At first blush, I assumed dark magic was at work here. But, GitHub user tostercx has not only done away with the bane of all GTA players' lives, they've also explained why players were waiting that long to get into the game and how they rectified what was going on. "Having picked up [Grand Theft Auto Online] again to finish some of the newer heists I was shocked (/s) to discover that it still loads just as slow as the day it was released 7 years ago," said tostercx (the (/s) means you should read the statement in a sarcastic tone, just so you know). According to a player poll referenced in their explanation, about 80% of players are waiting three to six minutes to get into the game. 11% of players will be twiddling their thumbs for ten minutes or more. Yikes.
Picking apart the code, tostercx discovered that there is a section of code that looks like it's been dragged through a hedge backwards, accompanied by a 10MB JSON file containing 63,000 item entries. The impact of this is that every time an item is found by the code, the check determines whether it's meant to be there or not, and if it passes, it puts it in an array. It does this check every. Single. Time. "The hash-array-list-thing is empty before loading the JSON. And all of the items in the JSON are unique! They don't even need to check if it's in the list or not!
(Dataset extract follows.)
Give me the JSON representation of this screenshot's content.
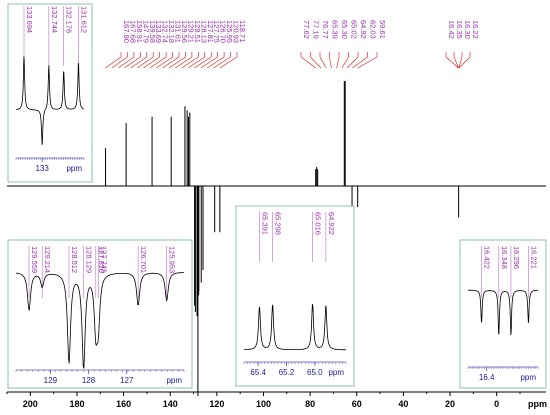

They even have a function to directly insert the items!" exclaimed tostercx, and they estimate that this strange coding choice causes approximately 1,984,531,500 checks while the game is loading.
They also found that the game is only using one core on their CPU, and in ironing out the wrinkles in the seven year old code, tostercx cut the loading time of Grand Theft Auto Online to an agreeable one minute and 50 seconds. That's a 69.4% improvement on the original time. If this is music to your ears, then the new code is available here (but tostercx advises that it's really more of a proof of concept than a proper fix).